Nearly half don’t have qualified staff to execute against HITRUST CSF provisions
Two-thirds of business associates are not fully prepared to meet the growing marketplace demands regarding controls for protecting healthcare information, such as patient records, according to a survey conducted by KPMG, the “big four” audit, tax and advisory firm.
“An increasing number of healthcare organizations are requiring their vendors to demonstrate controls for securing PHI (protected health information) to manage their cyber and regulatory risks, especially since healthcare information is a rich target for hackers,” said Emily Frolick, third-party risk and assurance leader for KPMG’s Healthcare practice. “These vendors are able to accomplish this through a SOC 2® + HITRUST CSF examination or a HITRUST CSF Certification, both of which enable vendors to communicate their good faith effort to protect patient information.”
“Neither is mandatory under current law, but the marketplace wants to reduce risks tied to cybersecurity with third-party assurances concerning their data protection efforts,” Frolick added.
In a survey of 604 professionals during a KPMG webcast targeting vendors to the healthcare industry, half of those surveyed were “not ready” and 17.4 percent were in planning stages for a HITRUST (the Health Information Trust Alliance) CSF assessment – an internal control-based approach that allows organizations to proactively assess and demonstrate the measures they have taken to protect healthcare information.
The HITRUST CSF is a privacy and security framework for organizations who create, maintain, transmit or receive PHI to assess the level of readiness and soundness of their control environment.

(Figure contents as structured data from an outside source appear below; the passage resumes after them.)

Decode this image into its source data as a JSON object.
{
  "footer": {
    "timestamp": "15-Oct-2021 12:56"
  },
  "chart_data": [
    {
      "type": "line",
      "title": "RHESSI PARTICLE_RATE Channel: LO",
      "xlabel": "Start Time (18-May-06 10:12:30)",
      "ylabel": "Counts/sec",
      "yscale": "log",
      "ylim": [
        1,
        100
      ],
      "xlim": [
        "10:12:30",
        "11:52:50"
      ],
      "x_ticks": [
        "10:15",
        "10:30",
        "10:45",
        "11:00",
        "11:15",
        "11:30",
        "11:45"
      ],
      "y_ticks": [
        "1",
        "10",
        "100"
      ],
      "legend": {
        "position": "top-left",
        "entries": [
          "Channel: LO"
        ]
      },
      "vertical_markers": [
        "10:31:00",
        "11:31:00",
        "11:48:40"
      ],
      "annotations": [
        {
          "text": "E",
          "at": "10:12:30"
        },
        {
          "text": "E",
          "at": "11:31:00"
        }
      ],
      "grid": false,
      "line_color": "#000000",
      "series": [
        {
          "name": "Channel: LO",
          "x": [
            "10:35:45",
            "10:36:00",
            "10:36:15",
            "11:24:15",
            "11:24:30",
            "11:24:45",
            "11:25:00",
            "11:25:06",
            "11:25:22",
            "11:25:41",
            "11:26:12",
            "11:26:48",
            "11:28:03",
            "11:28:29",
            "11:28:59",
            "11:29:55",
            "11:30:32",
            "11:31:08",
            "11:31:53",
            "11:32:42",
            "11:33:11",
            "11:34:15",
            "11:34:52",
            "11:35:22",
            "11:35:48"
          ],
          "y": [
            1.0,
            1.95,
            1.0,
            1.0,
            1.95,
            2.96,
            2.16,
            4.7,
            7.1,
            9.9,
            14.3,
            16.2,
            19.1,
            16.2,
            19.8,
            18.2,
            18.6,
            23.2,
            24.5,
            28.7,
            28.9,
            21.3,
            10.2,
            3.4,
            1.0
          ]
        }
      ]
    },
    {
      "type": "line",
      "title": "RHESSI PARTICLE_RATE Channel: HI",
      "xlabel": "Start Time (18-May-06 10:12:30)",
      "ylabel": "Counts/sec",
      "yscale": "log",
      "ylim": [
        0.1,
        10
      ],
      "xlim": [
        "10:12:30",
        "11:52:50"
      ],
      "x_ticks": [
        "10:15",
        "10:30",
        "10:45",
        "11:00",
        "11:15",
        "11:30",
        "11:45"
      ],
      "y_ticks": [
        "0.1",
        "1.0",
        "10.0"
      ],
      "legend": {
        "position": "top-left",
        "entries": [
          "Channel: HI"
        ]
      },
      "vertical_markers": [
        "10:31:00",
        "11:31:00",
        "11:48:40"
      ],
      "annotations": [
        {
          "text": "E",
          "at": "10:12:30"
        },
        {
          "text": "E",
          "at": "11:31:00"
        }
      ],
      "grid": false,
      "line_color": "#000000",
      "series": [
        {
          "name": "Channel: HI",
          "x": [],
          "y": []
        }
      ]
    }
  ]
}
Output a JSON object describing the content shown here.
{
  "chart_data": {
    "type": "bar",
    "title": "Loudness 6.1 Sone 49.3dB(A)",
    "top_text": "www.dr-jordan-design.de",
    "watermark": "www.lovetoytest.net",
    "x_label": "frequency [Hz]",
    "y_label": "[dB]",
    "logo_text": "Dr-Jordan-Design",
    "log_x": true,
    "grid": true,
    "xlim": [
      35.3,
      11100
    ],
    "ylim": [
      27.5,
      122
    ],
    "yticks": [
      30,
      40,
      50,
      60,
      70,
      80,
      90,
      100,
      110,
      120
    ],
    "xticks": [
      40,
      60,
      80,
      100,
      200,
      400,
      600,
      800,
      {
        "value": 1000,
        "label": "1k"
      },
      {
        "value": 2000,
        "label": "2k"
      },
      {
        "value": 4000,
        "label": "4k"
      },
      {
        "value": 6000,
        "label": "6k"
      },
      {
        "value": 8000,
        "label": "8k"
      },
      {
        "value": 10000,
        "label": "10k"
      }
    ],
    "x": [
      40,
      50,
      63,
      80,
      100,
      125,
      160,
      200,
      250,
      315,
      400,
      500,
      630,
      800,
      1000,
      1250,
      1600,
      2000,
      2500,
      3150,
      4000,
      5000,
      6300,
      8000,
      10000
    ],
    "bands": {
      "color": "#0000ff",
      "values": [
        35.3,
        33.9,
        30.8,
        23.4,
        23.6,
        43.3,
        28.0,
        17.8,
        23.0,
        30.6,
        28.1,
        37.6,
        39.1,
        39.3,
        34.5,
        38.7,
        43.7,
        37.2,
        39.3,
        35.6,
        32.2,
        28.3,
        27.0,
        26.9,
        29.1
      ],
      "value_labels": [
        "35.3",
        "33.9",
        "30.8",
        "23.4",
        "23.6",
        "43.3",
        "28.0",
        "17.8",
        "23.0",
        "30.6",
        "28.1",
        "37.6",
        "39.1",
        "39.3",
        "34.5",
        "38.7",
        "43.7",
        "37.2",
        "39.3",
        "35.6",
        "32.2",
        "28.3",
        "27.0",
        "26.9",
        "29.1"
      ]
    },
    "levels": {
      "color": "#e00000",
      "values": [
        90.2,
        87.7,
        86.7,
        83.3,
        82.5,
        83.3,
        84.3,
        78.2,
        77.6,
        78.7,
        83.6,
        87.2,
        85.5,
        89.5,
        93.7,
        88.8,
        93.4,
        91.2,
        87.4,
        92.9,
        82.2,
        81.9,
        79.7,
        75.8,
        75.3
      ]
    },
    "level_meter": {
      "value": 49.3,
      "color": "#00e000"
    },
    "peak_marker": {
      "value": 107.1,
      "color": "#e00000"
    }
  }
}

The framework, in conjunction with SOC 2, a report to examine controls at a service organization developed by the American Institute of Certified Public Accountants (AICPA), is also used by third-party assessors, such as KPMG, to review security controls.
KPMG, which is a HITRUST Qualified CSF Assessor, assists organizations across the security and information protection lifecycle from strategy through execution. The firm also assists organizations to rationalize healthcare-relevant regulations and standards pertaining to information protection.
Regarding the progress that organizations have made to address HITRUST CSF requirements, only 7 percent said they are completely ready and 8 percent described their organization as “well along implementation.” The remainder (17.4 percent) were in early stages of implementation.
When asked about staffing capabilities to meet this standard, 47 percent responded that they did not have the “right staff with the right level of skills to execute against the HITRUST CSF.” The survey found 53 percent did. Respondents found that staffing (15 percent) was the biggest barrier to HITRUST CSF readiness, finishing ahead of cultural, technological, and financial concerns. More than a quarter (27 percent) pointed to all of those factors and 23 percent said “none of the above” were barriers.
KPMG compiled the survey results during a webcast, which was titled “Evolving Information Security Demands in Healthcare – SOC 2® + HITRUST” (click for replay), on Aug. 23, when HITRUST Chief Compliance Officer Ken Vander Wal and KPMG partners and professionals spoke about meeting healthcare organizations’ expectations and obtaining a SOC 2 attestation covering AICPA trust services principles and HITRUST CSF criteria.
Forrester Research listed KPMG as the top firm in cybersecurity in 2016. KPMG also developed and conducted audits and set criteria to comply with the Health Insurance Portability and Accountability Act (HIPAA), which governs information protection and privacy of patient data.
KPMG’s role as a HITRUST Qualified CSF Assessor looks at both risk and compliance requirements to address security, availability, and confidentiality control baselines for healthcare organizations. “It is critical that every organization move quickly to receive a third-party assessment for peace of mind and to show their business partners and stakeholders that they are safeguarding PHI,” said Michael Ebert, cyber leader for KPMG’s Healthcare Practice.
KPMG LLP, the audit, tax and advisory firm (www.kpmg.com/us), is the U.S. member firm of KPMG International Cooperative (“KPMG International”). KPMG International’s member firms have 174,000 professionals, including more than 9,000 partners, in 155 countries.